Baader introduced a state-of-the-art ERF consisting of optical glass polished to 1/10 a wave with dielectric coatings (D-ERF), which has an even greater ability to block infrared wavelengths than traditional red glass ERF’s, which reduces or eliminates the heat load transmitted to the blocking filter assembly.* This is stated to prolong the life of the downstream filter components, which may also eliminate the premature “rusting” of the ITF - induced transmission filter - (I have had two previous failures of my BF30's ITF since its purchase in about 2003 from “thermal cycling.”) So I purchased the unmounted DERF 110 as being the best suited to the SM90/BF30 ( http://telescopes.ne...ic-coating.html ).
* NOTE: Lunt has also introduced a less expensive ERF with dielectric coatings on a red galss substrate with 1/4 wave flatness in order to reduce thermal loading ( http://www.lunt-sola...Hash=6251294854 ).

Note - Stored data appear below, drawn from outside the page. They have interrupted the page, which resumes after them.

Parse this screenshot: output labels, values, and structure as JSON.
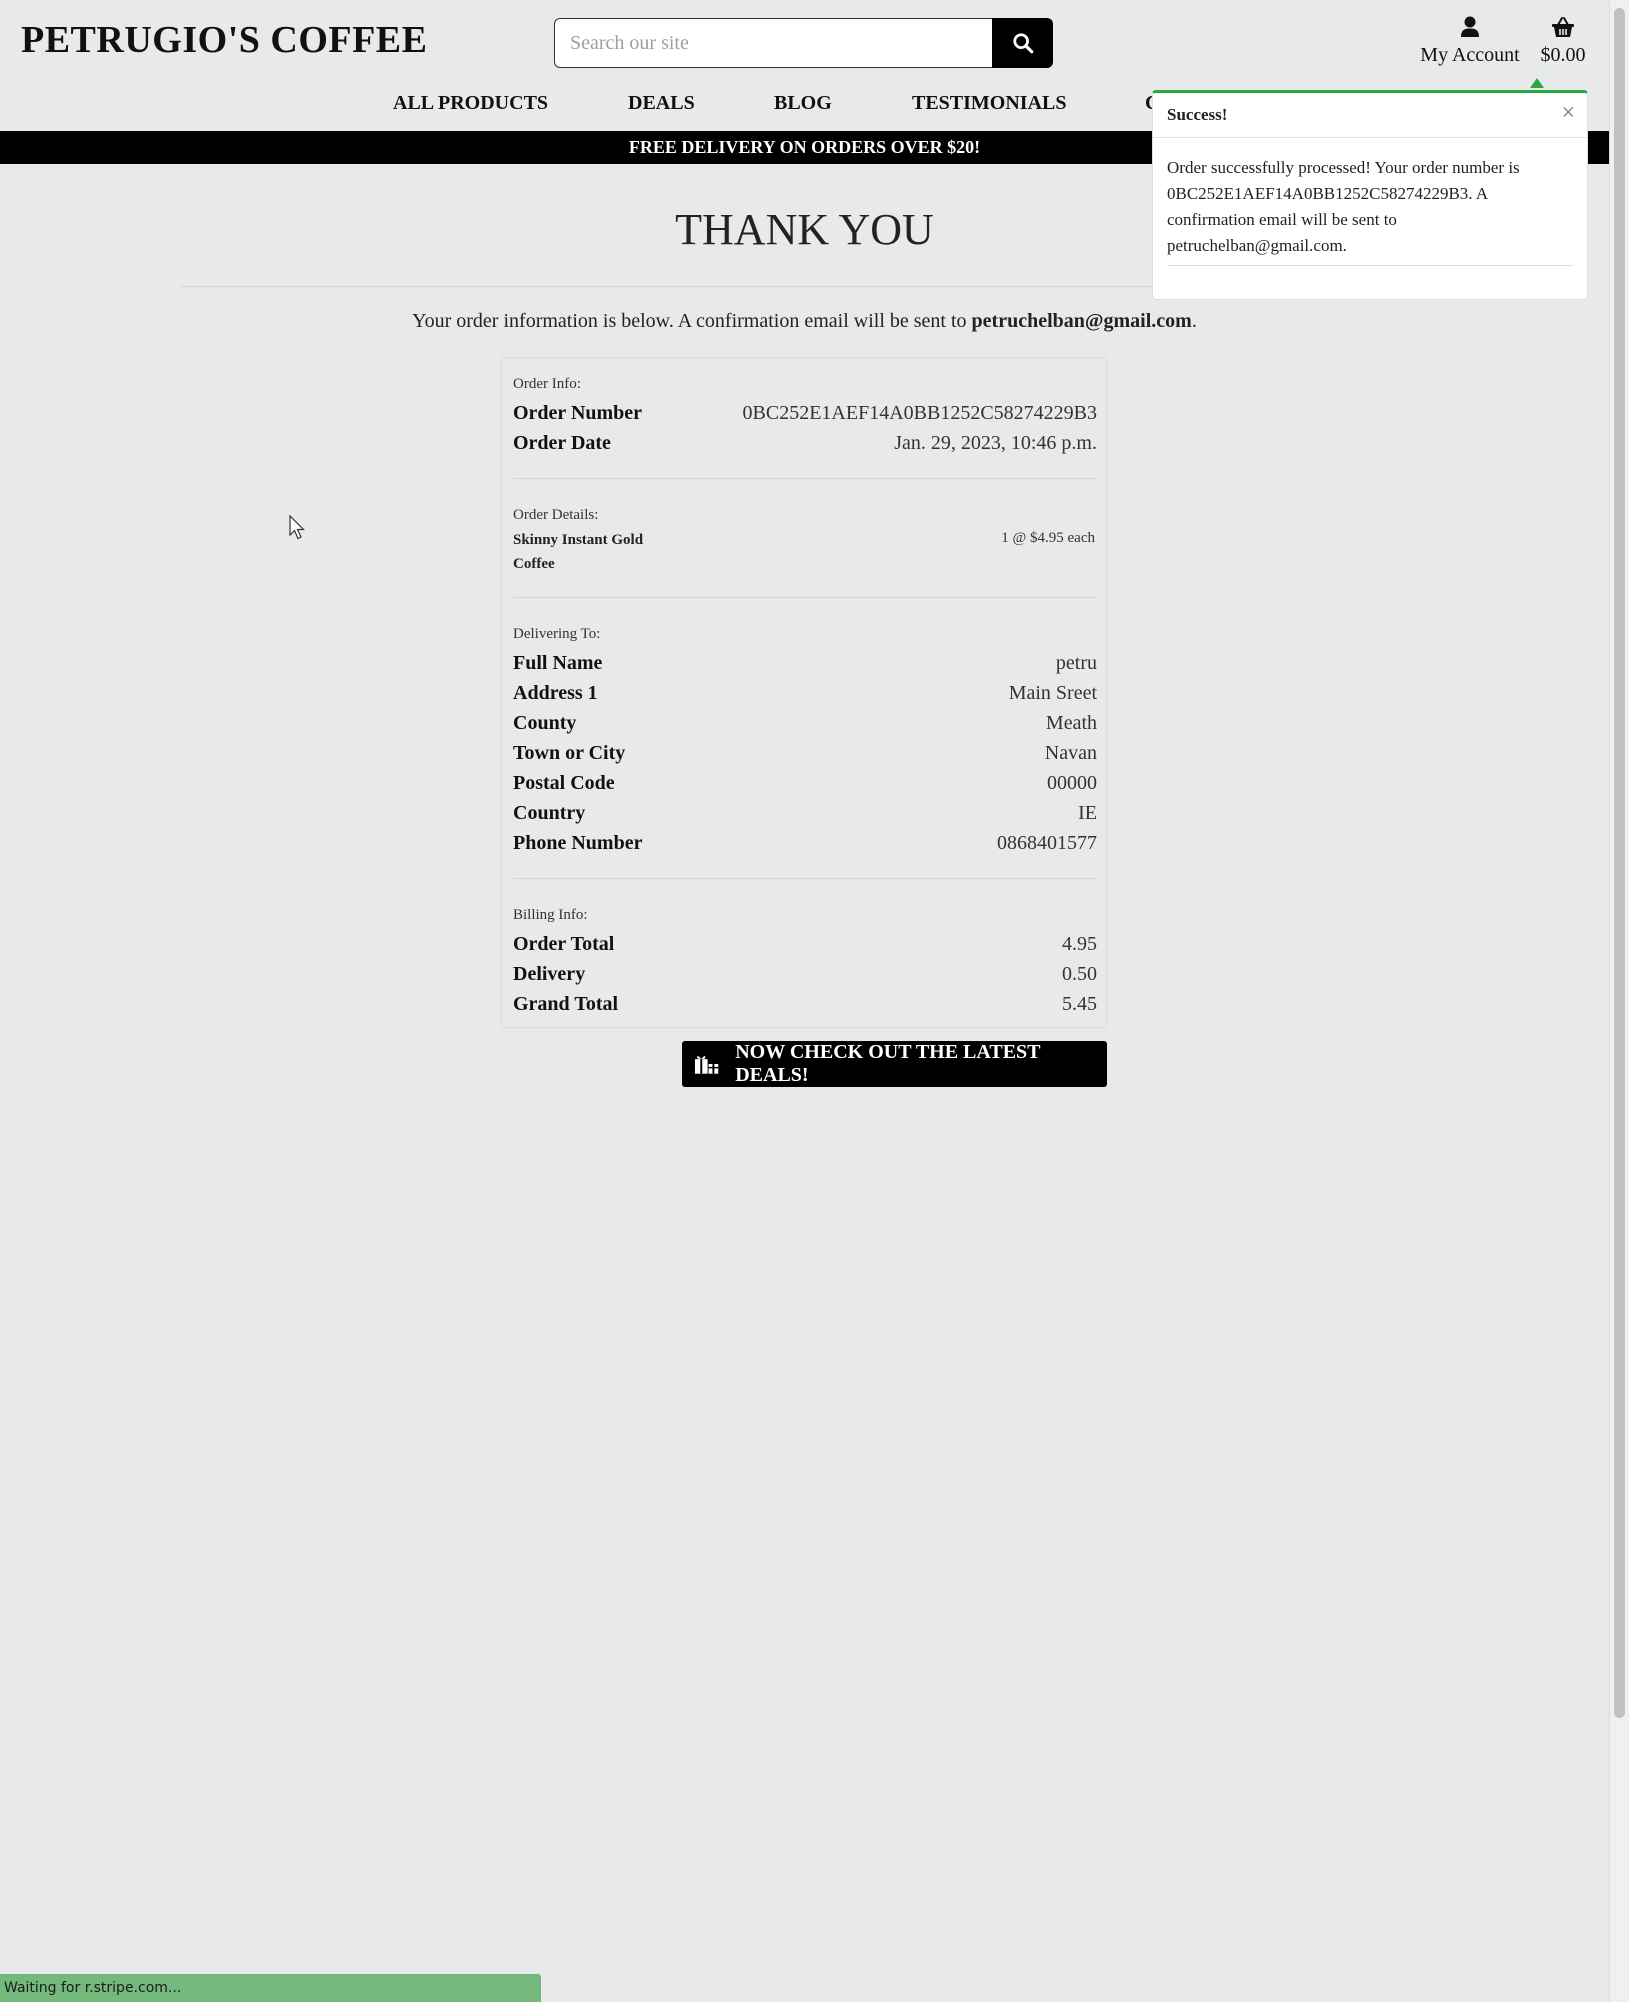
{
  "header": {
    "logo": "PETRUGIO'S COFFEE",
    "search_placeholder": "Search our site",
    "account_label": "My Account",
    "bag_total": "$0.00"
  },
  "nav": {
    "items": [
      "ALL PRODUCTS",
      "DEALS",
      "BLOG",
      "TESTIMONIALS",
      "C"
    ]
  },
  "banner": "FREE DELIVERY ON ORDERS OVER $20!",
  "main": {
    "title": "THANK YOU",
    "intro_prefix": "Your order information is below. A confirmation email will be sent to ",
    "intro_email": "petruchelban@gmail.com",
    "intro_suffix": "."
  },
  "order": {
    "info_label": "Order Info:",
    "order_number_label": "Order Number",
    "order_number": "0BC252E1AEF14A0BB1252C58274229B3",
    "order_date_label": "Order Date",
    "order_date": "Jan. 29, 2023, 10:46 p.m.",
    "details_label": "Order Details:",
    "item_name": "Skinny Instant Gold Coffee",
    "item_qty": "1 @ $4.95 each",
    "delivering_label": "Delivering To:",
    "delivery": [
      {
        "label": "Full Name",
        "value": "petru"
      },
      {
        "label": "Address 1",
        "value": "Main Sreet"
      },
      {
        "label": "County",
        "value": "Meath"
      },
      {
        "label": "Town or City",
        "value": "Navan"
      },
      {
        "label": "Postal Code",
        "value": "00000"
      },
      {
        "label": "Country",
        "value": "IE"
      },
      {
        "label": "Phone Number",
        "value": "0868401577"
      }
    ],
    "billing_label": "Billing Info:",
    "billing": [
      {
        "label": "Order Total",
        "value": "4.95"
      },
      {
        "label": "Delivery",
        "value": "0.50"
      },
      {
        "label": "Grand Total",
        "value": "5.45"
      }
    ]
  },
  "deals_button": "NOW CHECK OUT THE LATEST DEALS!",
  "toast": {
    "title": "Success!",
    "close": "×",
    "message": "Order successfully processed! Your order number is 0BC252E1AEF14A0BB1252C58274229B3. A confirmation email will be sent to petruchelban@gmail.com.",
    "accent_color": "#28a745"
  },
  "status_bar": "Waiting for r.stripe.com..."
}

To properly optimize the double stack, the second etalon also needs to be first “clocked” or rotated to reduce ghost reflections. This will decrease the amount of subsequent tilting (too much of which can introduce a "sweet bar" of contrast non-uniformity) - then minimally tilted to just eliminate the ghost reflections from the field of view. See:
Unfortunately, rotating the second etalon (as described in the above link) on the standard double stacking adapter loosened the filter, making the adjustment subject to excessive mechanical play, and introduced the possibility of the etalon falling off!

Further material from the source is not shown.